Landscape No. 2 with Bathers, 1911, Oil on canvas, 30 x 25 7/8 in. (76.1 x 68.6 cm), Art Properties, Avery Architectural & Fine Arts Library, Columbia University, Gift of the Estate of Ettie Stettheimer (1967.23.019)


KPT:
It is wonderful to think about these landscapes in terms of her learning process and how she developed [as an artist].

CZ:
We wanted to ask you if you see elements, whether technical or stylistic, in Stettheimer's early work that manifest in her later paintings?

BB:
Absolutely, but in her theatrical work, in her early ballet that's at MoMA. If that had been produced, she would have immediately been known as one of the great, innovative, theatrical designers. Everything about her mature work is based on theater.

CZ:
Let's go back to the Arts Student League studies. Can you talk about how she was looking at the body in these very early years?

BB:
What I love about these is that they're absolutely honest. She's painting a real woman's body [Nude Study, Standing with Hand to Shoulder]. And the women, they're plain. They're not beautiful. She painted [the models] as inordinately bored, which I love. So these are studies, they're not completed paintings, but they're beautifully painted with shadow and complexity. She is a master academic painter.

KPT:
Could you speak more to her honesty and self-assuredness? How do you see these developing over time?

BB:
[Carl] Van Vechten says, “Florine was a completely self-centered and dedicated person. She did not inspire love or affection or even friendship, but she did inspire interest, respect, admiration, and enthusiasm.”

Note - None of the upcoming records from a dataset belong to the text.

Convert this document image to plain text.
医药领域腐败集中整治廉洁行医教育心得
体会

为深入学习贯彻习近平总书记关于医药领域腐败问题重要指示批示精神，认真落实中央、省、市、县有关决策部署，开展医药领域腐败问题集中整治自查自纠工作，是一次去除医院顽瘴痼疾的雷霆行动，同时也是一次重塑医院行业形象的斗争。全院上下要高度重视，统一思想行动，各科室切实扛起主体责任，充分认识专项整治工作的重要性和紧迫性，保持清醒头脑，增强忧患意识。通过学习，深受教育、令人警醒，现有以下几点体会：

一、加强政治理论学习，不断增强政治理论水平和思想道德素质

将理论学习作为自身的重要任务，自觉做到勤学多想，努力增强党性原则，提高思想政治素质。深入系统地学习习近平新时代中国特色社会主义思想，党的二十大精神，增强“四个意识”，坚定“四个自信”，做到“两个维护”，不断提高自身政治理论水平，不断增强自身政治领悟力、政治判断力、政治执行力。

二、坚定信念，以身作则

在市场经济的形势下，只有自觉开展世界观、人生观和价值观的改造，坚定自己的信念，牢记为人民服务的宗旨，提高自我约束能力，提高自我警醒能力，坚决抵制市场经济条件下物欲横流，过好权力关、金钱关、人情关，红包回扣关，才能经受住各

She went to all the major feminist theater. [She] held salons…[where] she had the top feminists of her time, writers, amazing women, at tea.

CZ:
Lastly, what is one thing that people should know about Florine Stettheimer?

BB:
That she exhibited forty-six times, in the top exhibitions, including the first Whitney Biennial, all the early MoMA shows, the Jeu de Paume in Paris, the Carnegie International, and a number of retail galleries, including Knoedler. She and [Georgia] O'Keeffe were the only woman artists that the Museum of Modern Art curators [Kathy Curry and Esther Adler] included in the first exhibition of American paintings [American Modern: Hopper to O'Keeffe].

And that she was a completely self-confident, professional artist.